Evers J L, Rolland R
Br J Obstet Gynaecol. 1981 Feb;88(2):195-202. doi: 10.1111/j.1471-0528.1981.tb00967.x.
A 14-year-old girl presented with precocious sexual development, galactorrhoea and symptoms and signs suggestive of hypothyroidism. On physical examination a tumour was found in the lower abdomen. Serum gonadotrophins, especially luteinizing hormone, serum thyroid stimulating hormone and prolactin were elevated.

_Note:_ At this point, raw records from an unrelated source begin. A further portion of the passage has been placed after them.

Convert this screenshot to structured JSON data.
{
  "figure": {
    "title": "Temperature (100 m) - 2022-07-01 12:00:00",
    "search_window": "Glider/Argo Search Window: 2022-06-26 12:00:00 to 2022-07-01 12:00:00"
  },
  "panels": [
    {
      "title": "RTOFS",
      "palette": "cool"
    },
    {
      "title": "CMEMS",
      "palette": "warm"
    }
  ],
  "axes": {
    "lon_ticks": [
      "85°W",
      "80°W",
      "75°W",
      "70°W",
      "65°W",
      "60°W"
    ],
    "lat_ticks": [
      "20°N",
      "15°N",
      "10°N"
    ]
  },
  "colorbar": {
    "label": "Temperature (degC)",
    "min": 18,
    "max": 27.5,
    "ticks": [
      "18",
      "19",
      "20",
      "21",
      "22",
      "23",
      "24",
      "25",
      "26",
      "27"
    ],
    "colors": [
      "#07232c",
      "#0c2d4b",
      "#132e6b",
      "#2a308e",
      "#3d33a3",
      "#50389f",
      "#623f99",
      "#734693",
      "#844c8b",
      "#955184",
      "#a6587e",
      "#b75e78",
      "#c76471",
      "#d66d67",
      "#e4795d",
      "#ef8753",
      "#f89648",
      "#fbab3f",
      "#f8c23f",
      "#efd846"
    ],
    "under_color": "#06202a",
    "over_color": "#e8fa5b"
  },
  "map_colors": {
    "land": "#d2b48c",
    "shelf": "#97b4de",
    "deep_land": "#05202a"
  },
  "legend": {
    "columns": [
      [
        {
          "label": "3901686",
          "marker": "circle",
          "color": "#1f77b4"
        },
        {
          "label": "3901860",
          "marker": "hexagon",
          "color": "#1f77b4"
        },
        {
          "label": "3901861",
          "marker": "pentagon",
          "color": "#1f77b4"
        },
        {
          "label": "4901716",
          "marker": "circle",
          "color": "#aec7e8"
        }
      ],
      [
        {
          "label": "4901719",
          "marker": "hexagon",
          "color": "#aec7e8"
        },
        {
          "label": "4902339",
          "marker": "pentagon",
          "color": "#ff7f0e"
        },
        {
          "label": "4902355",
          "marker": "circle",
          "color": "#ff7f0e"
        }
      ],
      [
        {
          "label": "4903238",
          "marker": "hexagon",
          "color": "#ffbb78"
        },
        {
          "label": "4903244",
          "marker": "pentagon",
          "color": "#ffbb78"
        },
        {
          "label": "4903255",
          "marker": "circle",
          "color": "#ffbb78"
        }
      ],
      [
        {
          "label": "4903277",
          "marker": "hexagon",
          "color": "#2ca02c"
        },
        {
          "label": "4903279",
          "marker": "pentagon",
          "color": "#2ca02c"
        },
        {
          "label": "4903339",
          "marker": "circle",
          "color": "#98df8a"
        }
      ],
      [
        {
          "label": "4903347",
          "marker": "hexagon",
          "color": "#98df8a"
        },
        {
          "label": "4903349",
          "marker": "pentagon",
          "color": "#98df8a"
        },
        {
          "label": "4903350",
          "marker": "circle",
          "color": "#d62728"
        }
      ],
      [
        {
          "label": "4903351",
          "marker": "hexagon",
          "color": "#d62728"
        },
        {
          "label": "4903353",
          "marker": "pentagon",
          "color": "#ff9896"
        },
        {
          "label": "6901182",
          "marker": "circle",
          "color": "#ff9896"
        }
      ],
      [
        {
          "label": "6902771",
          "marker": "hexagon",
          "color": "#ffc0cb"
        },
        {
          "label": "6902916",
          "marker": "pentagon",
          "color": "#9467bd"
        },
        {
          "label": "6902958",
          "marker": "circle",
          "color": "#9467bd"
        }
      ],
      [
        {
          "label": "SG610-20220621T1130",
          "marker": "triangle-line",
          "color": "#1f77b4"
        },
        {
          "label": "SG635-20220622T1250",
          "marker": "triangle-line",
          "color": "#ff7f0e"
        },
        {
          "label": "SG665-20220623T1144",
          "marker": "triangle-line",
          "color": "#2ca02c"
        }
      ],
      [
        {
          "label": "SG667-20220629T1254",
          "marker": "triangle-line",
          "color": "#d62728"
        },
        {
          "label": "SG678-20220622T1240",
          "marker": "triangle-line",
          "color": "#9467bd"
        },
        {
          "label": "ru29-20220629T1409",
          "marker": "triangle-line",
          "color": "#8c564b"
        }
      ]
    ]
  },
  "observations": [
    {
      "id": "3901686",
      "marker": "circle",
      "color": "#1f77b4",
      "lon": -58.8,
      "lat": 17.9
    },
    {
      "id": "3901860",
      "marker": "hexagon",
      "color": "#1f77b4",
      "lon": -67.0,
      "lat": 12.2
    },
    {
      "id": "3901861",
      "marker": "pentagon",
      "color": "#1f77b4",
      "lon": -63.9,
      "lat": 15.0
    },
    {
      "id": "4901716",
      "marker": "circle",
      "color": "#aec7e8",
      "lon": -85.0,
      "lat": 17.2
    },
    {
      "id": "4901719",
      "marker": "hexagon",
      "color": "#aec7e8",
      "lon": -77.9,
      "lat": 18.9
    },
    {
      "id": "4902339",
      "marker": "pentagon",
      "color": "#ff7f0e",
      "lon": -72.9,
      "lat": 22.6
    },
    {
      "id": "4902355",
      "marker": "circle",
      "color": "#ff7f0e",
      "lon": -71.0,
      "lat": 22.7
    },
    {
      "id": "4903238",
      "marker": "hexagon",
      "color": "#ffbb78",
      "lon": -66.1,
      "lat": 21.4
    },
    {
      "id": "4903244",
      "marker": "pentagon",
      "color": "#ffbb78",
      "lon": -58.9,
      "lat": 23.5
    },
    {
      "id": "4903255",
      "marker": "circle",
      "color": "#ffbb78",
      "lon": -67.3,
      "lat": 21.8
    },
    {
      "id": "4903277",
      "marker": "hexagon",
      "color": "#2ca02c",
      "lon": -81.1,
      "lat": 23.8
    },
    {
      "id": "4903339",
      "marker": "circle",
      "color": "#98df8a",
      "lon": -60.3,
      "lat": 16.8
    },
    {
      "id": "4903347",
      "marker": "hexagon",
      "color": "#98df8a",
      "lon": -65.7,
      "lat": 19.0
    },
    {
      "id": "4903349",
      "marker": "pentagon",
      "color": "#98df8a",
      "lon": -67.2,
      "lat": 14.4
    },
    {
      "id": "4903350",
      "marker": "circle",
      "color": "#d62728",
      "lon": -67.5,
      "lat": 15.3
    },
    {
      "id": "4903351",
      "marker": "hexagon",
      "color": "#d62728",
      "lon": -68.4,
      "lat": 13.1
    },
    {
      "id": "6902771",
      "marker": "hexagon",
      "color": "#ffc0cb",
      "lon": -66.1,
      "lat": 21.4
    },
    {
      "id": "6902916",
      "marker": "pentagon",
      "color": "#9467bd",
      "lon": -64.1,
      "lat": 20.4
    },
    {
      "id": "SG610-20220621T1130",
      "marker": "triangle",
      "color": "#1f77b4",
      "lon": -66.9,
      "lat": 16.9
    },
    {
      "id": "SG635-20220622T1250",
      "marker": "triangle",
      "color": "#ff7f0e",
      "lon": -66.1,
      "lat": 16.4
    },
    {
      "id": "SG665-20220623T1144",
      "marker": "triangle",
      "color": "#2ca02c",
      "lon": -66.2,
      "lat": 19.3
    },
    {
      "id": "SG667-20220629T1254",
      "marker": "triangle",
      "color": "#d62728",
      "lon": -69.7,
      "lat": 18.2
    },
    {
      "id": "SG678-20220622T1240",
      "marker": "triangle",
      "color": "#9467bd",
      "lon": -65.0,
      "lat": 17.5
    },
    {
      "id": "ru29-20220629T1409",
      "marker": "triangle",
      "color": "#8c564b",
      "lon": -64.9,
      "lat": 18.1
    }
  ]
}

Measurement of thyroid hormones and additional thyroid function tests confirmed the diagnosis of primary hypothyroidism. Ultrasound investigation revealed the mass in the lower abdomen to be of a cystic nature and to originate from the right ovary. Following the institution of thyroid substitution therapy, all symptoms disappeared, biochemical and hormonal abnormalities returned to normal and the ovarian size decreased to normal. A hypothesis is presented for non-specific pituitary glycoprotein hormone synthesis secondary to the hypothyroidism, as the cause of the syndrome.
一名14岁女孩出现性早熟、溢乳以及提示甲状腺功能减退的症状和体征。体格检查发现下腹部有一个肿瘤。血清促性腺激素,尤其是黄体生成素、血清促甲状腺激素和催乳素升高。甲状腺激素测定及其他甲状腺功能检查确诊为原发性甲状腺功能减退。超声检查显示下腹部肿块为囊性,起源于右侧卵巢。甲状腺替代治疗开始后,所有症状消失,生化和激素异常恢复正常,卵巢大小恢复正常。本文提出一种假说,认为甲状腺功能减退继发的非特异性垂体糖蛋白激素合成是该综合征的病因。